If you’ve played any of the past games from Atlus, you are familiar with the crazy doctors, weird anime storylines, and medical drama that have filled the Trauma series. The previous titles on the Wii have opened up a new way to cut up your patients—using intuitive motion controls to use your stethoscope, scalpel, and many more. This time, you’ve got more than one doctor at your disposal. In fact, you’ve got six.
First of all, Trauma Team is not drastically different from past entries, although it does implement new play styles that freshen things up a bit. You’ll be introduced to Resurgam First Care University Hospital in Maryland, where you follow six different connected storylines. Each of these six houses its own character you will use, and they all work together in some way.
The setup of the game allows you to play with each character alone, but not all at once. You can switch among them at any time. The most rewarding way to do this is to play through the episodes in order, because you’ll get the full experience of patient care. This means you’ll first diagnose a patient, and then you’ll go to the second doctor for surgery, and so on. The storylines of all of your doctors mix together, creating the feel of controlling the hospital as opposed to an individual doctor.
There are striking similarities to previous Trauma games, the biggest of which is your surgeon, aptly named CR-S01. The surgery aspect will feel like a close replication to what you’ve seen before, as you’ll use the scalpel along with other tools to do the operations and save lives. You’ll also be in charge of an orthopediatrist by the name of Freebird who will perform more intricate procedures that rely more on steadiness and patience and less on speed.
From here we move on to the next character, Tomoe Tachibana—an endoscopic technician. You’ll guide Tomoe through the depths of the insides of the human body draining blood, destroying tumors, and avoiding harm to the patient. The Wii remote is used here as a scope moving through a tunnel, twisting it and moving it closer and farther away from the screen. The change in controls is a nice distraction from the other modes, and serves to keep the gameplay fresh.
The simply named Cunningham is your friendly neighborhood diagnostician, whose job it is to determine what on earth is wrong with the patients who walk through his door. This process involves listening to everything your patient has to say and determining what is important, observing bodily characteristics, and examining various cat scans and MRI images. After collecting the evidence, you’ll make a decision as to the diagnosis.
Kimishima is your resident forensics expert, and is similar to Cunningham in that you won’t be actually performing any physical work, per say. Your role here is not unlike an investigator—you’ll find clues, examine and track evidence, and interview countless witnesses in order to determine the cause or causes of death. While this mode adds a nice investigative portion to the game, it does get extremely tedious at times as there is often one element to the case that you are missing that always seems to evade you.
You can work through the game in two difficulty settings. The easier setting is relatively easy to get through, but does not reward you as highly for certain accomplishments. If you want a challenge, go with the tougher difficulty, and you’ll find the many areas of the game will take a couple of tries. You’ll have objectives you need to complete as you move through the game. Knock a surgery out of the park above certain standards, and you might earn a “cool” rating. Puncture a patient’s inner walls and you’ll be hit with a “bad” rating. These add up to show what kind of a doctor you are.
If you need a break from the story mode, there is a co-op mode you can hop into with a friend. You’ll aid each other in surgical activities, help to point out clues and notable items in forensics and diagnostics, and share the responsibility of the well being of the patient. At the end of the day, while this mode can provide some short-term fun, it’s no more than a gimmick mode designed as a distraction.
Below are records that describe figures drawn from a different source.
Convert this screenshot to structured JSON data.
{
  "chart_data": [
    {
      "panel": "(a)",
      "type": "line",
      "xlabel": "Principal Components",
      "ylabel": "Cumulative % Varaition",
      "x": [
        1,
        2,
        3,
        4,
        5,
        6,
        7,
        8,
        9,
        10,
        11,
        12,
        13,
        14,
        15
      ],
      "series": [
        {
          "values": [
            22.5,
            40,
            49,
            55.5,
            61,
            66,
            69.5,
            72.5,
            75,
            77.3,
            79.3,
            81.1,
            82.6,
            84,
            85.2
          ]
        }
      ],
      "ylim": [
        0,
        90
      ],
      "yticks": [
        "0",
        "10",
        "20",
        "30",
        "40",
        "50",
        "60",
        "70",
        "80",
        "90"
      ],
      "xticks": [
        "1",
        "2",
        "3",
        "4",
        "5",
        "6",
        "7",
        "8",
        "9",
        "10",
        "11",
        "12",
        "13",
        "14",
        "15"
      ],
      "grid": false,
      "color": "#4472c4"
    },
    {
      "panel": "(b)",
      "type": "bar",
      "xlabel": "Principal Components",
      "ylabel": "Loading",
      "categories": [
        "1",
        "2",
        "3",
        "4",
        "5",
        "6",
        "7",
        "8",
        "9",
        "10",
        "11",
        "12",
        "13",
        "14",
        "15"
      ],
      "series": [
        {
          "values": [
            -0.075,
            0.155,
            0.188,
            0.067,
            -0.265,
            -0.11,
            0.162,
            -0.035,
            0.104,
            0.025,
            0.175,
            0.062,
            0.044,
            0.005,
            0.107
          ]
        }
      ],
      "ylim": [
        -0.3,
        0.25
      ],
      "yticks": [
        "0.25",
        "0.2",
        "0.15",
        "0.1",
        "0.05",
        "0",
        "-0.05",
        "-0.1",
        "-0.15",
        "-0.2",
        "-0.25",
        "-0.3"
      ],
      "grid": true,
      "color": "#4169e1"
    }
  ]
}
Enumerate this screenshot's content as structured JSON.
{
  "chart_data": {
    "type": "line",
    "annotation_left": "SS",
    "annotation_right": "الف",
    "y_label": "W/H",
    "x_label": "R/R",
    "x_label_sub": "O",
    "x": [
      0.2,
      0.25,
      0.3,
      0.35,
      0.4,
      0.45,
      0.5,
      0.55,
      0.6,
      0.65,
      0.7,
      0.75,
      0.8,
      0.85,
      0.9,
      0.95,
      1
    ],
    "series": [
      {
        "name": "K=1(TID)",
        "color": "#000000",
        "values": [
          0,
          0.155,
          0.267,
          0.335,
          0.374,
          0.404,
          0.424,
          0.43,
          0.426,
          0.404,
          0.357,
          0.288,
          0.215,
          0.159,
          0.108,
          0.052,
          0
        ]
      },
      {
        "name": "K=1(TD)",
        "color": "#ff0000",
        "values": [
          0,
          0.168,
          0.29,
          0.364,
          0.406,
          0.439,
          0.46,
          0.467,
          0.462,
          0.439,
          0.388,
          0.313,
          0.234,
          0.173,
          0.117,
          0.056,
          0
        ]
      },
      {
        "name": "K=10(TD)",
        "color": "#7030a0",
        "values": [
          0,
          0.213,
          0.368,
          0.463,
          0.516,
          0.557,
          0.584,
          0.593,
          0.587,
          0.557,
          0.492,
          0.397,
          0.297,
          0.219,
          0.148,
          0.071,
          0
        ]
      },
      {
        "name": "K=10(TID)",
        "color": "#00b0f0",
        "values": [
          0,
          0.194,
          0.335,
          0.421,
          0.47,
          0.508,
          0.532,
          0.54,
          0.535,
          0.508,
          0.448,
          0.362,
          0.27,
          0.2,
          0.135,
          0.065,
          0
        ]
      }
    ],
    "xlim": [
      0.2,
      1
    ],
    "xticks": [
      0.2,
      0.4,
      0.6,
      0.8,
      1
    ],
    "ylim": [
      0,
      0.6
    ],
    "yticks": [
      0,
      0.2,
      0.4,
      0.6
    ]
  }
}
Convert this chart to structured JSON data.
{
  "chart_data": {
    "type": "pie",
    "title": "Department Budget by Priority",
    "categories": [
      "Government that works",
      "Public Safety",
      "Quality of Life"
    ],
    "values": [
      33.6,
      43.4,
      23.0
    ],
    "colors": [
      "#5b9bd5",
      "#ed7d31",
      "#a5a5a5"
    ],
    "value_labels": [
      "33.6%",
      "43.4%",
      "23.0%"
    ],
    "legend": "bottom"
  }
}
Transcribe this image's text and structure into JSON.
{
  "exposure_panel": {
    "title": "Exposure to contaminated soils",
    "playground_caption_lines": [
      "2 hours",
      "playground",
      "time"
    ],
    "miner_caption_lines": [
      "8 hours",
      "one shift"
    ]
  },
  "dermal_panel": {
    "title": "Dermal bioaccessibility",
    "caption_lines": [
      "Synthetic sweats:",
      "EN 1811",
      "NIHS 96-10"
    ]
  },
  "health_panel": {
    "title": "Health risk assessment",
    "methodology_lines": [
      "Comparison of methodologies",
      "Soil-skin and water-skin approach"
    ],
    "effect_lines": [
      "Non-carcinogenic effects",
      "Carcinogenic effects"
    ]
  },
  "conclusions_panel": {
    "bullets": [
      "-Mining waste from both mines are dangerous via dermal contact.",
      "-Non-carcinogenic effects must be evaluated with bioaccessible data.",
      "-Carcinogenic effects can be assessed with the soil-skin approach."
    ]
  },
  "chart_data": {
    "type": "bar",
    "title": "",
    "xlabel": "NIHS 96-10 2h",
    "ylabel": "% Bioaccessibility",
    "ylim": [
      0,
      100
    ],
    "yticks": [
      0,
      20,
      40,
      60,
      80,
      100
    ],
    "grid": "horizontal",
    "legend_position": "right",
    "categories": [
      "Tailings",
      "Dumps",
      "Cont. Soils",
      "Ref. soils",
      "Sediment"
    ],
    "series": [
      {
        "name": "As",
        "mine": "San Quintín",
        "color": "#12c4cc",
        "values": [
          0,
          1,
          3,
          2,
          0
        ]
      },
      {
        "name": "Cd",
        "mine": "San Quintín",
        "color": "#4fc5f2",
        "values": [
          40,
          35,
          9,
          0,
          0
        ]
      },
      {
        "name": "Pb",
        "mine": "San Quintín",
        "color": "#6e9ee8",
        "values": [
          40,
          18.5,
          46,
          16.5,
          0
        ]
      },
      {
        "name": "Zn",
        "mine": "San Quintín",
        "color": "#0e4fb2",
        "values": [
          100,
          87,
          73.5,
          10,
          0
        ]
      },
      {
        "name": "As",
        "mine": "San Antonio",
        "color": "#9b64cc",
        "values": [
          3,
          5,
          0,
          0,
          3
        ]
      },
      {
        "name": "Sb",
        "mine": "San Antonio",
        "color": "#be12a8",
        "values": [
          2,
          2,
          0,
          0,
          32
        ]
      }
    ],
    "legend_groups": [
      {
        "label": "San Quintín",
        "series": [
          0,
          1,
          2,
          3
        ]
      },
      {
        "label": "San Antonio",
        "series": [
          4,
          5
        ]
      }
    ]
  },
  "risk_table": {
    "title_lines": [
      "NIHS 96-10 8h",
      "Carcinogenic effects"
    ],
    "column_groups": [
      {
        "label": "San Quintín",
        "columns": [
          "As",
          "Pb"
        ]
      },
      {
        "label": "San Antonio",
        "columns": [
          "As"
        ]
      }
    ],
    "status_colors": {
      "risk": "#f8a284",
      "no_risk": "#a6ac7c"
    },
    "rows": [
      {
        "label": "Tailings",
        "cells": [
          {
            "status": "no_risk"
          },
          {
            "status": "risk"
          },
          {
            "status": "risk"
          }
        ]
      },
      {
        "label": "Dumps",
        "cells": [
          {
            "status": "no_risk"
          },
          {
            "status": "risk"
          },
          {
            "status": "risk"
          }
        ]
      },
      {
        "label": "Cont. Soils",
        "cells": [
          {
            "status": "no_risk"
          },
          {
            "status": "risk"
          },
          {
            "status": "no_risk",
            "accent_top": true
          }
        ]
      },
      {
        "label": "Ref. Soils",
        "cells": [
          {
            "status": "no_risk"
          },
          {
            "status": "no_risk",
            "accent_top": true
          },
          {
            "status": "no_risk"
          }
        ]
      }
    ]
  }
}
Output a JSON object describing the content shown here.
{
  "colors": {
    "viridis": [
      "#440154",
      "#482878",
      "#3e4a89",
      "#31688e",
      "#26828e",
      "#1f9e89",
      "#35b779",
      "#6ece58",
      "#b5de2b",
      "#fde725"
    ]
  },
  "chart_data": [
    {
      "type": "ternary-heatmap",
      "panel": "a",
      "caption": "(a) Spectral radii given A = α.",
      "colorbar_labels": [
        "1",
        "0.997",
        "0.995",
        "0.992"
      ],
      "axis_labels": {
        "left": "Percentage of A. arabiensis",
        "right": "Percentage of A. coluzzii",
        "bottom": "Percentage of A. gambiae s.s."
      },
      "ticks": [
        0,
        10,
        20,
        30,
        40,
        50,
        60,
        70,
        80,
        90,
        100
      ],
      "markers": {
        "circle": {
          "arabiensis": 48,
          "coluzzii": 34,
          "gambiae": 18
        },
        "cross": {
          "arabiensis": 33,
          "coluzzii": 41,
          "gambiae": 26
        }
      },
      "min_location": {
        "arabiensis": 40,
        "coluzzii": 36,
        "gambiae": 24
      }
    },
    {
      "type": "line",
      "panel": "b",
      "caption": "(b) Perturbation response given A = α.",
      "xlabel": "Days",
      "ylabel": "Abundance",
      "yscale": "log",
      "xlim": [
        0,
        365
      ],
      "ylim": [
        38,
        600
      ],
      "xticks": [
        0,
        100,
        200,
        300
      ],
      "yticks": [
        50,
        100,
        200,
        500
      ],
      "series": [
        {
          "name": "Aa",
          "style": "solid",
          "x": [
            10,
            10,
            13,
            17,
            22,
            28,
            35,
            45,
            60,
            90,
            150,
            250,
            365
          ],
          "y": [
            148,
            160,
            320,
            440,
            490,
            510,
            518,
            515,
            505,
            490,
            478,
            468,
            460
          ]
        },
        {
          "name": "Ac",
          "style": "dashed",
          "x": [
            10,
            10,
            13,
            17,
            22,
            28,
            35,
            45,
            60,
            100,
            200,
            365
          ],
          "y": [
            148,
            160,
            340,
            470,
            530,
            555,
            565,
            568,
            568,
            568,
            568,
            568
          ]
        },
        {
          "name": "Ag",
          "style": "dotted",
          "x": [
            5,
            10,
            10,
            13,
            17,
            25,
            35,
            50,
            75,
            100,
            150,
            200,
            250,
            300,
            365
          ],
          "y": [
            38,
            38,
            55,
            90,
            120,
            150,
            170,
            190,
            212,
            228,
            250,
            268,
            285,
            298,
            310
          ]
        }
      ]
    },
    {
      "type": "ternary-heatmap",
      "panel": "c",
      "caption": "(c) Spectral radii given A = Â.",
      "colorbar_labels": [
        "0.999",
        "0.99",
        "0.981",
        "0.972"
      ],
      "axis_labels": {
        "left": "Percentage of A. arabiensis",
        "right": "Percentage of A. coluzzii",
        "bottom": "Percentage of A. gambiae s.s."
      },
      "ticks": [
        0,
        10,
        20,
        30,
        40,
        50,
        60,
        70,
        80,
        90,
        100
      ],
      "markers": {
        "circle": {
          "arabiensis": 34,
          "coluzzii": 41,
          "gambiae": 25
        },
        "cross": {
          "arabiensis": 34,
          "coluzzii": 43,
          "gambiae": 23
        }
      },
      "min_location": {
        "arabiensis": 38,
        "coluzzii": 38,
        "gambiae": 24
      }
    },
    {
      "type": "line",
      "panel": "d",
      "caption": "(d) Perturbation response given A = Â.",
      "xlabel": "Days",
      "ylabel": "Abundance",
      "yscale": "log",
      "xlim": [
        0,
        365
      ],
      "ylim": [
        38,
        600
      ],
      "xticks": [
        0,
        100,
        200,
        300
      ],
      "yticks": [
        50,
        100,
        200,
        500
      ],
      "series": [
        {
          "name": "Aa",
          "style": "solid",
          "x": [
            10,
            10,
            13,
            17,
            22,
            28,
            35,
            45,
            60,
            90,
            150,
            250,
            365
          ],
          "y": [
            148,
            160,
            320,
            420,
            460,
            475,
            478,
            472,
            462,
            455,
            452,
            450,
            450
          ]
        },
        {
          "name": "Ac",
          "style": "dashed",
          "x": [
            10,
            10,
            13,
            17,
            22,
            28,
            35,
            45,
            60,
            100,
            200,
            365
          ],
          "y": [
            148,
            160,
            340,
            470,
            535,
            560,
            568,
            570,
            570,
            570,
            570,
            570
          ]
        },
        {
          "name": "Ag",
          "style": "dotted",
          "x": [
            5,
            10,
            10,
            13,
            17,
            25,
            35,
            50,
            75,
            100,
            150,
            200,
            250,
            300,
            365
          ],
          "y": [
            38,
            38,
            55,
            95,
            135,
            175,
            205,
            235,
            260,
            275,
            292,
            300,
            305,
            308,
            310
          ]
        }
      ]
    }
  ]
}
There is a lot of fun to be had in Trauma Team. If you’re a series expert, you’ll be happy to know that the surgical strengths are still here and intact. If you’re new to the series, you’ll have fun learning all of the processes to execute as you move through the story. Each mode has its strengths and weaknesses, with the surgical sections, of course, being the strongest. The controls are strong for the most part, but there are still a number of issues that hold the series back from true excellence.
If you’re a fan of the series, or have an interest in the medical genre, I can definitely recommend this game to you. If you feel that you’ve played the series out, however, then there just may not be enough quality, fresh content to pull you back.